La lumière du jour commençait à faiblir derrière les vitraux de l’église Sainte-Thérèse-d’Avila tandis que The Franklin Electric terminait son set.

Une dizaine de chansons et une ovation plus tard, pour After All et In Your Heart, Matte et sa bande ont profité de l’effet de réverbération de l’église pour créer un moment intime, au pied de la scène, avec un micro seulement.

Jon Matte s’est amusé avec le programme (« Ça, ce n’était pas prévu », a-t-il lancé avant de chanter If I Knew, seul avec sa guitare), qu’il a allongé de quelques chansons, pour notre plus grand bonheur. À 20 h 15, après This Is How I Let You Down, il a fallu s’arrêter. Rentrer chez soi avant 21 h 30. La tête pleine de musique.

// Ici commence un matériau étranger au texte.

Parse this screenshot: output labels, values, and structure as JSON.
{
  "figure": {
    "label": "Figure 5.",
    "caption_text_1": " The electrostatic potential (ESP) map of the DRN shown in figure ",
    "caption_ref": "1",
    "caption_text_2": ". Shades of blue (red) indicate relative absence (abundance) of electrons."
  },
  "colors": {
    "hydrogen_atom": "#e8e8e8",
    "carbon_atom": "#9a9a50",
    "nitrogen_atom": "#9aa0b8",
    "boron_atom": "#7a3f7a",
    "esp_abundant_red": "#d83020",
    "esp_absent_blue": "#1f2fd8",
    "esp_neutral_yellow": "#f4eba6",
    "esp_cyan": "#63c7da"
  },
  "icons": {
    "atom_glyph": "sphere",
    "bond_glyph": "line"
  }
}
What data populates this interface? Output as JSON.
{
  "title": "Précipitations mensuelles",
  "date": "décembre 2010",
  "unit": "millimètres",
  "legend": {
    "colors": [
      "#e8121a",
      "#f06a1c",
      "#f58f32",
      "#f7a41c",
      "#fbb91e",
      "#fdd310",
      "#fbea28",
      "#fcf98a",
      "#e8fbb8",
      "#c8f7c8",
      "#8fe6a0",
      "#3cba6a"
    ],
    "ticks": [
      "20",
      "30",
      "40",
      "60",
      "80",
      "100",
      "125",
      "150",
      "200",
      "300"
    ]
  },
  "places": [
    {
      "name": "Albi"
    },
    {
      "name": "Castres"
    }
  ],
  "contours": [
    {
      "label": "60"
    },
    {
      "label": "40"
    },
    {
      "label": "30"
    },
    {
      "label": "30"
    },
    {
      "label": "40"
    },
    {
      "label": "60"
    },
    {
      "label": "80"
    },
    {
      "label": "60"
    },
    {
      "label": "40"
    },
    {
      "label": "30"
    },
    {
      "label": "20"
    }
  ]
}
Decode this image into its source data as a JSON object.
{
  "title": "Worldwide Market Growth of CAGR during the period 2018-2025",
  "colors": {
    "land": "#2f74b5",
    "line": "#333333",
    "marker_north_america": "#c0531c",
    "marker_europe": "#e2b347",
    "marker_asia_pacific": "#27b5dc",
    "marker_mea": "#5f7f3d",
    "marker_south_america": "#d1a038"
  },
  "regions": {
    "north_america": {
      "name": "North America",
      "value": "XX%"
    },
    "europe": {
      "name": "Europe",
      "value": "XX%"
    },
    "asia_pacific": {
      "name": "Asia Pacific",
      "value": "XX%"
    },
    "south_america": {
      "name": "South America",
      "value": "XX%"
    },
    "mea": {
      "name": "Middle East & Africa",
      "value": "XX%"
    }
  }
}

Santa Teresa lance ainsi une saison des festivals qui ne marquera pas encore un retour aux habitudes, mais qui pourra avoir des semblants de normalité, compte tenu du plan de déconfinement présenté cette semaine par le gouvernement.

Les organisateurs de Santa Teresa ont dû faire des concessions pour avoir quelque chose à offrir en cette fin de mai. Et si l’édition actuelle n’a pas l’ampleur de leurs ambitions habituelles, ce n’est que partie remise, assure Patrick Kearney. « L’année prochaine, on se paie la traite. »

Flore Laurentienne et Jerusalem My Heart seront en prestation jeudi. Kallitechnis et Magi Merlin monteront sur scène vendredi et Laurence-Anne et Ariane Roy, samedi. Helena Deland, Ouri et Hildegard cloront le festival, dimanche.